No niche, no problem

Her songs are ripe with rainy red Fridays, with disappointments about the lights of the world as seen from heaven, with love gone so wrong the wounds can only be cleansed by the entire ocean. Somber images.

Some of her songs move slowly, diffusing from the strings of a guitar, or rising from deceptively soft finger strokes on electric-piano keys. Then, there are those other songs, the ones that walk the line between folk-grunge and acoustic metal.

Welcome to the hard-to-classify music of local singer/songwriter Nikki Talley.

“There is no one peg that I want to hang my coat on,” Talley offers. “One day I’ll be a singer/songwriter, and then the next day, I’ll be a metal goddess. Or the next one, I’ll want to do a sultry blues number, or want to sound like Norah Jones or Tori Amos on the piano. I have a real hard time narrowing myself down to anything.”

Given the content of the songs on last year’s self-released brother, where constant heavy moods and downcast refrains come through on both piano and guitar, it’s easy to assume the singer’s daily life is dark and brooding.

“That’s funny,” she counters, “because I’m a very happy, cheery girl. In between my songs, I’m just a goof. I’m dorky and happy and silly, but my music is usually so dark and heavy. I guess that’s where I vent.”

It hasn’t been easy for Talley to find her place in the Asheville music scene. She’s fronted a heavy metal band (the now-defunct Flake), performed with indie-rockers as a Tori Amos-styled solo-girl rocker and played the sensitive singer/songwriter for the cafe circuit. Yet to hear her tell it, none of these modern-music archetypes truly fit her.

“If I go to a coffee shop, they’re like, ‘Calm down, girl! We’re just serving coffee,'” she explains. “I’m like, ‘Damn it! You’re serving coffee. Caffeine! Shouldn’t I be louder?‘ And then I go to a club, and I’m like, ‘I want to play piano,’ and people say, ‘We want a rock band.'”
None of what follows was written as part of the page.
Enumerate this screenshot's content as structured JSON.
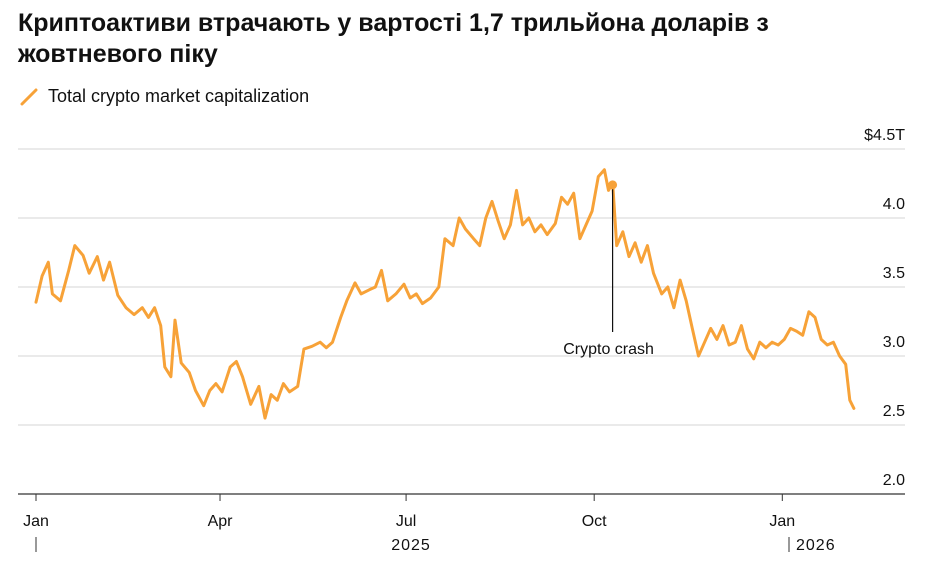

“Musically, I’m very comfortable behind my piano, I’m very comfortable behind my guitar, and I’m very comfortable behind my distorted guitar. I’ve got one song for everybody, and that’s hard for the audience. That one metal head that was there for that one heavy metal song is over hearing me play on the piano. The one person that’s been dying to hear me on piano is saying, ‘What the hell is this amplified stuff?’
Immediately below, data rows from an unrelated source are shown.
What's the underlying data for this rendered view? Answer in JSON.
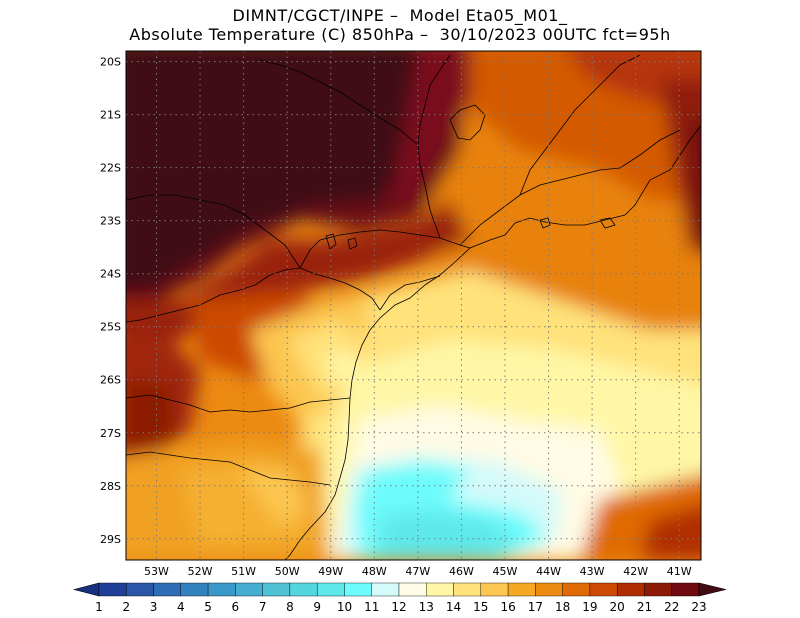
{
  "title": {
    "line1": "DIMNT/CGCT/INPE –  Model Eta05_M01_",
    "line2": "Absolute Temperature (C) 850hPa –  30/10/2023 00UTC fct=95h"
  },
  "map": {
    "lat_labels": [
      "20S",
      "21S",
      "22S",
      "23S",
      "24S",
      "25S",
      "26S",
      "27S",
      "28S",
      "29S"
    ],
    "lon_labels": [
      "53W",
      "52W",
      "51W",
      "50W",
      "49W",
      "48W",
      "47W",
      "46W",
      "45W",
      "44W",
      "43W",
      "42W",
      "41W"
    ],
    "lon_range": [
      -53.7,
      -40.5
    ],
    "lat_range": [
      -29.4,
      -19.8
    ],
    "grid": true
  },
  "colorbar": {
    "labels": [
      "1",
      "2",
      "3",
      "4",
      "5",
      "6",
      "7",
      "8",
      "9",
      "10",
      "11",
      "12",
      "13",
      "14",
      "15",
      "16",
      "17",
      "18",
      "19",
      "20",
      "21",
      "22",
      "23"
    ],
    "colors": [
      "#1f3f99",
      "#2a56a8",
      "#2f6db5",
      "#3282c0",
      "#3a97c9",
      "#45add0",
      "#4fc2d6",
      "#55d6de",
      "#5ee8ea",
      "#6dfcfc",
      "#d4fafa",
      "#fffbe4",
      "#fff7a6",
      "#ffe27a",
      "#fcc650",
      "#f5a823",
      "#ec8a12",
      "#e06a06",
      "#cc4a04",
      "#b02d02",
      "#8c1a06",
      "#6e0a10",
      "#520c18"
    ],
    "arrow_left": "#173080",
    "arrow_right": "#400c12"
  }
}
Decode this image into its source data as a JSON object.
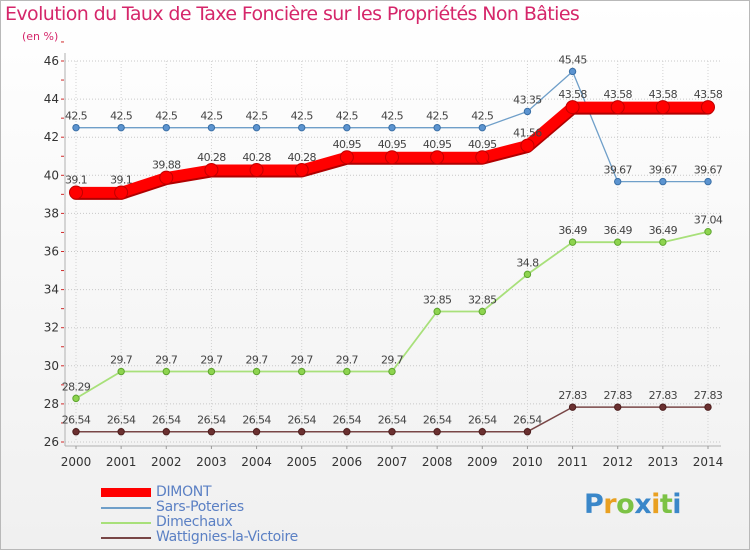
{
  "chart_data": {
    "type": "line",
    "title": "Evolution du Taux de Taxe Foncière sur les Propriétés Non Bâties",
    "unit_label": "(en %)",
    "xlabel": "",
    "ylabel": "(en %)",
    "x": [
      "2000",
      "2001",
      "2002",
      "2003",
      "2004",
      "2005",
      "2006",
      "2007",
      "2008",
      "2009",
      "2010",
      "2011",
      "2012",
      "2013",
      "2014"
    ],
    "ylim": [
      26,
      46
    ],
    "yticks": [
      26,
      28,
      30,
      32,
      34,
      36,
      38,
      40,
      42,
      44,
      46
    ],
    "grid": true,
    "series": [
      {
        "name": "DIMONT",
        "color": "#ff0000",
        "values": [
          39.1,
          39.1,
          39.88,
          40.28,
          40.28,
          40.28,
          40.95,
          40.95,
          40.95,
          40.95,
          41.56,
          43.58,
          43.58,
          43.58,
          43.58
        ],
        "labels": [
          "39.1",
          "39.1",
          "39.88",
          "40.28",
          "40.28",
          "40.28",
          "40.95",
          "40.95",
          "40.95",
          "40.95",
          "41.56",
          "43.58",
          "43.58",
          "43.58",
          "43.58"
        ]
      },
      {
        "name": "Sars-Poteries",
        "color": "#6f9fc9",
        "values": [
          42.5,
          42.5,
          42.5,
          42.5,
          42.5,
          42.5,
          42.5,
          42.5,
          42.5,
          42.5,
          43.35,
          45.45,
          39.67,
          39.67,
          39.67
        ],
        "labels": [
          "42.5",
          "42.5",
          "42.5",
          "42.5",
          "42.5",
          "42.5",
          "42.5",
          "42.5",
          "42.5",
          "42.5",
          "43.35",
          "45.45",
          "39.67",
          "39.67",
          "39.67"
        ]
      },
      {
        "name": "Dimechaux",
        "color": "#a8e07a",
        "values": [
          28.29,
          29.7,
          29.7,
          29.7,
          29.7,
          29.7,
          29.7,
          29.7,
          32.85,
          32.85,
          34.8,
          36.49,
          36.49,
          36.49,
          37.04
        ],
        "labels": [
          "28.29",
          "29.7",
          "29.7",
          "29.7",
          "29.7",
          "29.7",
          "29.7",
          "29.7",
          "32.85",
          "32.85",
          "34.8",
          "36.49",
          "36.49",
          "36.49",
          "37.04"
        ]
      },
      {
        "name": "Wattignies-la-Victoire",
        "color": "#784646",
        "values": [
          26.54,
          26.54,
          26.54,
          26.54,
          26.54,
          26.54,
          26.54,
          26.54,
          26.54,
          26.54,
          26.54,
          27.83,
          27.83,
          27.83,
          27.83
        ],
        "labels": [
          "26.54",
          "26.54",
          "26.54",
          "26.54",
          "26.54",
          "26.54",
          "26.54",
          "26.54",
          "26.54",
          "26.54",
          "26.54",
          "27.83",
          "27.83",
          "27.83",
          "27.83"
        ]
      }
    ],
    "legend_position": "bottom-left"
  },
  "logo": [
    "P",
    "r",
    "o",
    "x",
    "i",
    "t",
    "i"
  ]
}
“To me,” she adds, “it’s just who I am and what I do.”

Talley remains relatively unknown outside of the singer/songwriter set, though that is slowly changing. Last summer, she appeared as the androgynous sidekick Yitzhak in the North Carolina Stage Company production of the rock musical Hedwig and the Angry Inch, a role that allowed her to meet a lot of other local music makers.

“I feel like I’m accepted because of the Hedwig thing,” she reveals. “It really helped me meet a lot of people in the Asheville scene. But I still feel like I’m on the outside, because I don’t play very often in Asheville. I haven’t found my niche.
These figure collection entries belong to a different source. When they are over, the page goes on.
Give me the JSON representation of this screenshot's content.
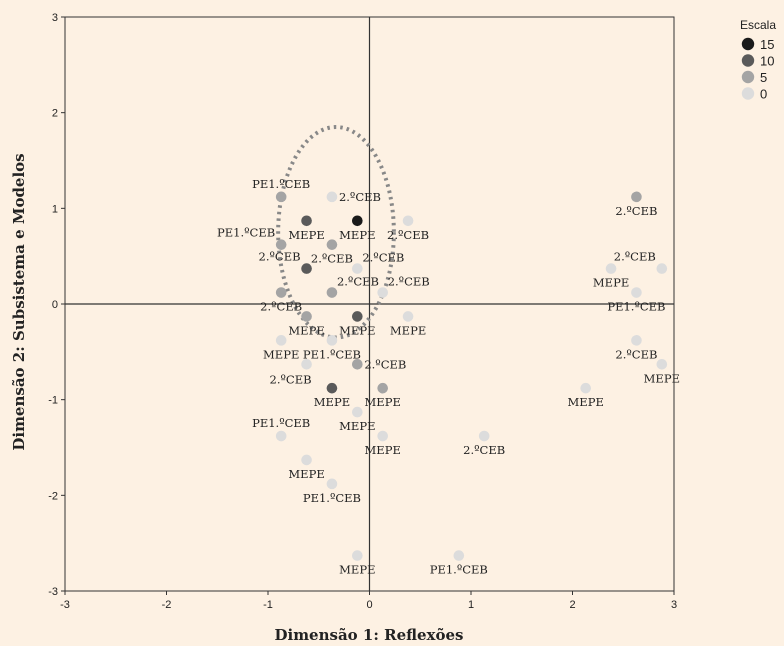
{
  "chart_data": {
    "type": "scatter",
    "xlabel": "Dimensão 1: Reflexões",
    "ylabel": "Dimensão 2: Subsistema e Modelos",
    "xlim": [
      -3,
      3
    ],
    "ylim": [
      -3,
      3
    ],
    "xticks": [
      "-3",
      "-2",
      "-1",
      "0",
      "1",
      "2",
      "3"
    ],
    "yticks": [
      "3",
      "2",
      "1",
      "0",
      "-1",
      "-2",
      "-3"
    ],
    "legend": {
      "title": "Escala",
      "placement": "top-right, outside plot",
      "entries": [
        {
          "label": "15",
          "color": "#1a1a1a"
        },
        {
          "label": "10",
          "color": "#5a5a5a"
        },
        {
          "label": "5",
          "color": "#a4a4a4"
        },
        {
          "label": "0",
          "color": "#dcdcdc"
        }
      ]
    },
    "colors": {
      "15": "#1a1a1a",
      "10": "#5a5a5a",
      "5": "#a4a4a4",
      "0": "#dcdcdc"
    },
    "points": [
      {
        "x": -0.87,
        "y": 1.12,
        "scale": "5",
        "label": "PE1.ºCEB",
        "pos": "above"
      },
      {
        "x": -0.37,
        "y": 1.12,
        "scale": "0",
        "label": "2.ºCEB",
        "pos": "right"
      },
      {
        "x": -0.62,
        "y": 0.87,
        "scale": "10",
        "label": "MEPE",
        "pos": "below"
      },
      {
        "x": -0.12,
        "y": 0.87,
        "scale": "15",
        "label": "MEPE",
        "pos": "below"
      },
      {
        "x": 0.38,
        "y": 0.87,
        "scale": "0",
        "label": "2.ºCEB",
        "pos": "below"
      },
      {
        "x": -0.87,
        "y": 0.62,
        "scale": "5",
        "label": "PE1.ºCEB",
        "pos": "upleft"
      },
      {
        "x": -0.37,
        "y": 0.62,
        "scale": "5",
        "label": "2.ºCEB",
        "pos": "below"
      },
      {
        "x": -0.62,
        "y": 0.37,
        "scale": "10",
        "label": "2.ºCEB",
        "pos": "upleft"
      },
      {
        "x": -0.12,
        "y": 0.37,
        "scale": "0",
        "label": "2.ºCEB",
        "pos": "upright"
      },
      {
        "x": -0.37,
        "y": 0.12,
        "scale": "5",
        "label": "2.ºCEB",
        "pos": "upright"
      },
      {
        "x": 0.13,
        "y": 0.12,
        "scale": "0",
        "label": "2.ºCEB",
        "pos": "upright"
      },
      {
        "x": -0.87,
        "y": 0.12,
        "scale": "5",
        "label": "2.ºCEB",
        "pos": "below"
      },
      {
        "x": -0.62,
        "y": -0.13,
        "scale": "5",
        "label": "MEPE",
        "pos": "below"
      },
      {
        "x": -0.12,
        "y": -0.13,
        "scale": "10",
        "label": "MEPE",
        "pos": "below"
      },
      {
        "x": 0.38,
        "y": -0.13,
        "scale": "0",
        "label": "MEPE",
        "pos": "below"
      },
      {
        "x": -0.87,
        "y": -0.38,
        "scale": "0",
        "label": "MEPE",
        "pos": "below"
      },
      {
        "x": -0.37,
        "y": -0.38,
        "scale": "0",
        "label": "PE1.ºCEB",
        "pos": "below"
      },
      {
        "x": -0.62,
        "y": -0.63,
        "scale": "0",
        "label": "2.ºCEB",
        "pos": "belowleft"
      },
      {
        "x": -0.12,
        "y": -0.63,
        "scale": "5",
        "label": "2.ºCEB",
        "pos": "right"
      },
      {
        "x": -0.37,
        "y": -0.88,
        "scale": "10",
        "label": "MEPE",
        "pos": "below"
      },
      {
        "x": 0.13,
        "y": -0.88,
        "scale": "5",
        "label": "MEPE",
        "pos": "below"
      },
      {
        "x": -0.12,
        "y": -1.13,
        "scale": "0",
        "label": "MEPE",
        "pos": "below"
      },
      {
        "x": 0.13,
        "y": -1.38,
        "scale": "0",
        "label": "MEPE",
        "pos": "below"
      },
      {
        "x": -0.87,
        "y": -1.38,
        "scale": "0",
        "label": "PE1.ºCEB",
        "pos": "above"
      },
      {
        "x": -0.62,
        "y": -1.63,
        "scale": "0",
        "label": "MEPE",
        "pos": "below"
      },
      {
        "x": -0.37,
        "y": -1.88,
        "scale": "0",
        "label": "PE1.ºCEB",
        "pos": "below"
      },
      {
        "x": -0.12,
        "y": -2.63,
        "scale": "0",
        "label": "MEPE",
        "pos": "below"
      },
      {
        "x": 0.88,
        "y": -2.63,
        "scale": "0",
        "label": "PE1.ºCEB",
        "pos": "below"
      },
      {
        "x": 1.13,
        "y": -1.38,
        "scale": "0",
        "label": "2.ºCEB",
        "pos": "below"
      },
      {
        "x": 2.13,
        "y": -0.88,
        "scale": "0",
        "label": "MEPE",
        "pos": "below"
      },
      {
        "x": 2.63,
        "y": 1.12,
        "scale": "5",
        "label": "2.ºCEB",
        "pos": "below"
      },
      {
        "x": 2.38,
        "y": 0.37,
        "scale": "0",
        "label": "MEPE",
        "pos": "below"
      },
      {
        "x": 2.88,
        "y": 0.37,
        "scale": "0",
        "label": "2.ºCEB",
        "pos": "upleft"
      },
      {
        "x": 2.63,
        "y": 0.12,
        "scale": "0",
        "label": "PE1.ºCEB",
        "pos": "below"
      },
      {
        "x": 2.63,
        "y": -0.38,
        "scale": "0",
        "label": "2.ºCEB",
        "pos": "below"
      },
      {
        "x": 2.88,
        "y": -0.63,
        "scale": "0",
        "label": "MEPE",
        "pos": "below"
      }
    ],
    "ellipse": {
      "cx": -0.33,
      "cy": 0.75,
      "rx": 0.57,
      "ry": 1.1,
      "style": "dotted"
    }
  }
}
“There is so much in Asheville, and it’s so diverse, which might make it seem like it’d be perfect for me,” she continues. “It’s kind of like I have to mold to the venue I’m playing, and I’ve not found the venue where I can do it all and feel comfortable.

“You know,” she concludes, “not everybody wants to hear a folkie, and not everybody wants to hear a piano, and not everybody wants to hear distortion. Except for me.”